Una religión dogmática, de expansión y dominación, combativa, que busca conversiones masivas y encarcela herejes, ¡hum! no me pega hoy; estoy hablando de Occidente evidentemente. Pero nosotros poseemos las armas más avanzadas, para imponernos, ¡al menos de momento!, porque ya veremos China con la Internet cuántica … No hay que ignorar aquí las novelas de David Ignatius.

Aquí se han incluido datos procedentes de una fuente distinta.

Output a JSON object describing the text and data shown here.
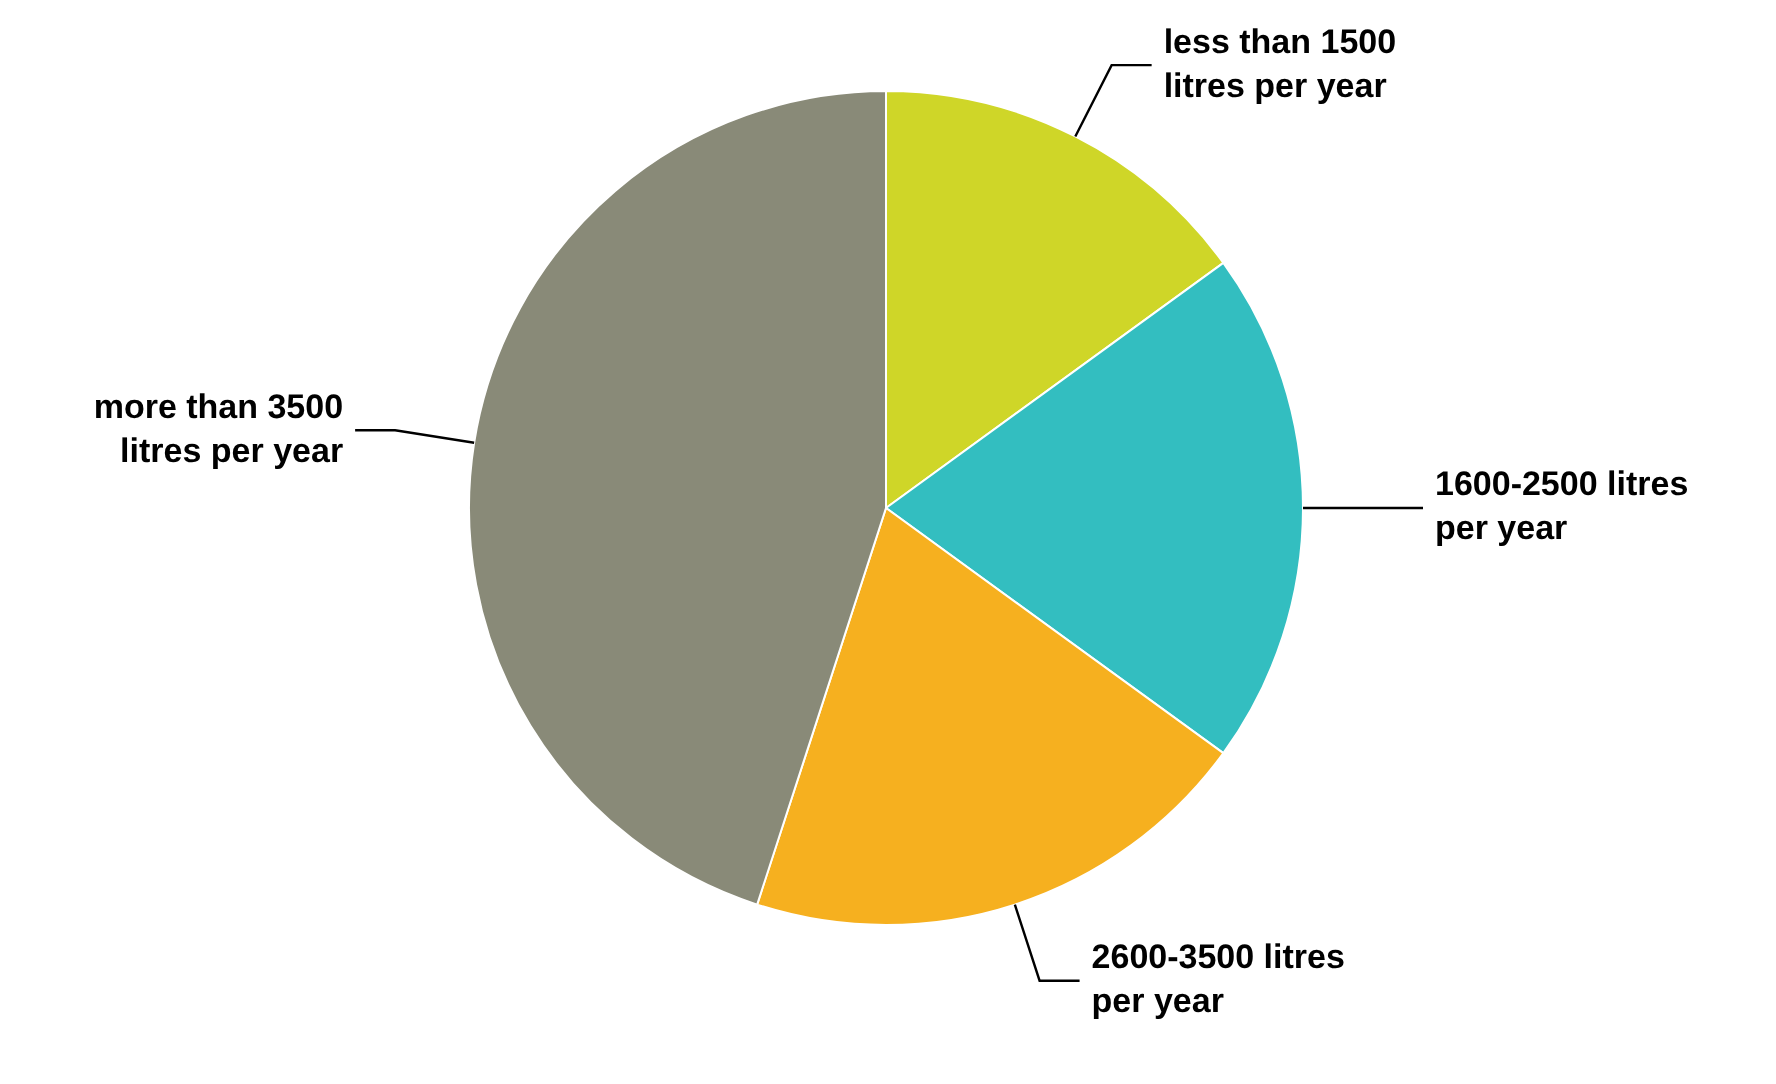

*Partido Nacional Bolchevique: pues esto me resulta un oxímoron. En mis lejanos tiempos universitarios recuerdo bien que se aseveraba que el marxismo-leninismo era Internacional, y el sujeto de la Historia era para ellos el proletariado. Renegaban por lo tanto de las maléficas guerras nacionales, en las que dos pirámides chocan, por abajo claro, y los que estiran la pata son las clases bajas, mientras que las altas (en la pirámide) se siguen forrando, vendiendo armamento. Ahora Dugin y Putin se apuntan a que el motor de la Historia es la patria (rusa), así que han pasado de lo universal a lo particular, y ya sabemos a qué conduce tal punto de vista.
*Ciertamente Dugin tiene pinta de pope, de monje ortodoxo, con esas barbas; de ahí lo de Rasputín de Putin (casi rima). Es que esto tiene las trazas de una vuelta al siglo XIX, el de los nacionalismos, el de Kitchener y Gordon El Chino; o incluso antes, con su religión de los Viejos Ritualistas. Sí, está buscando el Alma (tradicional) rusa, y por ello me vienen a la memoria Tolstoi y Dostoyevski, mis favoritos de juventud. En mi (no precisa) memoria hallo en éstos retazos de mesianismo, del papel relevante reservado a Rusia en la Historia Universal; la noción de que Rusia, nación nueva y de sangre (e ideas) joven, podía y debía marcar un hito en la vieja Europa occidental, decadente, sin energía. En el siglo XIX era comprensible, hasta saludable, pero en el XXI es intragable; de todas maneras, gran literatura.
Lo malo es que probablemente los alemanes del XIX transitaban por senderos intelectuales paralelos, i.e. sustituir a los lacios europeos del sur, indolentes, sin alma, afectos sólo al placer de los sentidos, incapaces ya de portar la antorcha del Progreso. Pues sí, algo de este cuño atisbo, y temo, en Dugin & Putin; están lamiéndose los labios de gusto mirando hacia Europa del Este y Centroasia, y hacia … Desean que Rusia sea una Superpotencia como antes, por ello no renuncian a Stalin; desde luego éste se convertiría en estatua de sal si mirara hacia ¿dónde?, y observara a su Estado volviéndose hacia el opio del pueblo, versión ruso/ortodoxa. En Dugin encuentro paradojas a placer, y ello hiere mi racionalismo cartesiano/ilustrado. Frente a él, o para él si acepta, El Siglo de las Luces.
Sí, el nacionalismo extremo es venenoso: dos guerras mundiales en el siglo XX. Y Putin erre que erre; no aprendemos, y eso que Dugin es filósofo, y debiera enseñar.